11.24.2007
Time Stops Existing
I think a lot of people would hate living in my apartment. It's in the middle of a basement, walled off with a little "Kitchen" in the corner, a bathroom, and an akwardly shaped area for my bed and clothes and shit. I guess it's kinda odd that the refridgerator is at the foot of my hard as fuck futon. So maybe some people would have a problem with the low ceiling, exposed beams, and the giant radiator pipe (aka, "Heater") you have to duck under.
I love it down there. Theres no windows, no outside sun and weather telling day or night, no differentiation from noon and midnight. It's like there is no time, like it just stops existing, and sometimes I feel like I also stop existing. Sometimes not existing is the best feeling in the world, like when Ive just gotten home home work where Ive spent the day dealing with a bunch of pain in the ass bitches, i mean customers, then taken a crowded bus to a crowded train. Sitting on my bed with music playing, where there's no tv or radio or internet, No billboards and newspapers, noone looking at me, staring or judging or slamming through me to get off the bus. There's just the music I chose to play. When im bored and a little depressed however, all that detachment will just drive me down.
This is getting a little intense, Changing the subject.
It was just thanksgiving, my first holiday alone out here. I didn't really care though, thanksgiving kinda stopped meaning anything in my family a few years ago. Last year I stayed up in Vermont when my mom and brother went down to my aunts in CT, because it felt like it would mean a little more to spend the day with my friends. I went to my dad and Catherines for a little while, talked and had some wine. Its always a little weird for me to go there. It was kinda always my dads house, cause he grew up in it, but I always thought of it as more of my grandma's. She had lived there alone for 15 years, and it was always where we had Thanksgiving and Christmas when it still mattered in my family.

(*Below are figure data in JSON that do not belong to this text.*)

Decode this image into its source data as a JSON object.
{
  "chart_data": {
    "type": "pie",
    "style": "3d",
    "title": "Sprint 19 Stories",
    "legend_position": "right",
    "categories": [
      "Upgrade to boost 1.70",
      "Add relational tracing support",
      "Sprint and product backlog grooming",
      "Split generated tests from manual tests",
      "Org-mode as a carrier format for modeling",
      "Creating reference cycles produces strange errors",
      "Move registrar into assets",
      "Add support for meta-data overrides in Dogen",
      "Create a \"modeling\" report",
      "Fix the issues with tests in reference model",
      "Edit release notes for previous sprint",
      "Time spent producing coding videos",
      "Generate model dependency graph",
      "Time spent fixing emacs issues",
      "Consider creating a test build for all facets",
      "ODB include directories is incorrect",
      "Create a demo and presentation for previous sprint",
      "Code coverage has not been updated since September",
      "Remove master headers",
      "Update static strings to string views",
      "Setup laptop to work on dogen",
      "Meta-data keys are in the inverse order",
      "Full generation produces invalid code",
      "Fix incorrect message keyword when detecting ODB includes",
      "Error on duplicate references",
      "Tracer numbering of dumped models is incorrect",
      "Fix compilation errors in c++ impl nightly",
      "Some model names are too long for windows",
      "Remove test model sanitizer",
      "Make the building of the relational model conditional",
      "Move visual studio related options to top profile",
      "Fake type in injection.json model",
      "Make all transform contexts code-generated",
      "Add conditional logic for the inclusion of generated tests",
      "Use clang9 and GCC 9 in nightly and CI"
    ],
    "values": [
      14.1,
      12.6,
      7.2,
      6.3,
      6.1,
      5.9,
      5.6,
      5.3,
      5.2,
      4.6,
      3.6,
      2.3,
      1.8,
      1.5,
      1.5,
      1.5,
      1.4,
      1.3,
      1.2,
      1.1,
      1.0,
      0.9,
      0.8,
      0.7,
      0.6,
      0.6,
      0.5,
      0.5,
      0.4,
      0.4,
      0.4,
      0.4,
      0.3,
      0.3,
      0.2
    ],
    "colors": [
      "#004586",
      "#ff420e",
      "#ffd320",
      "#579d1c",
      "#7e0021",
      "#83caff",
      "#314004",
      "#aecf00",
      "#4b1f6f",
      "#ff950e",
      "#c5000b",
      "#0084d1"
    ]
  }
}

Joey and Robs was where it mattered. Where Paul, and Nate and Blake and I all contributed to dinner, and we smoked a ton of the best weed in the state, and drank several bottles of wine. Bana came after his forced-family dinner, and we spent the last night together playing video games and talking. Blake left a couple weeks later, moving to Oregon, Paul was leaving for Louisville just after Christmas. I got on the bus for Chicago 2 days after Paul, and then Nate a few days after me. My new family was splitting up and spreading across the country. Thanksgiving with my friends was a big deal.
This year I went to Nate and Aaron's. We ate leftover Aaron's mom had sent him home with, smoked some weed, drank beer, and just hung out, remembering how different last year was.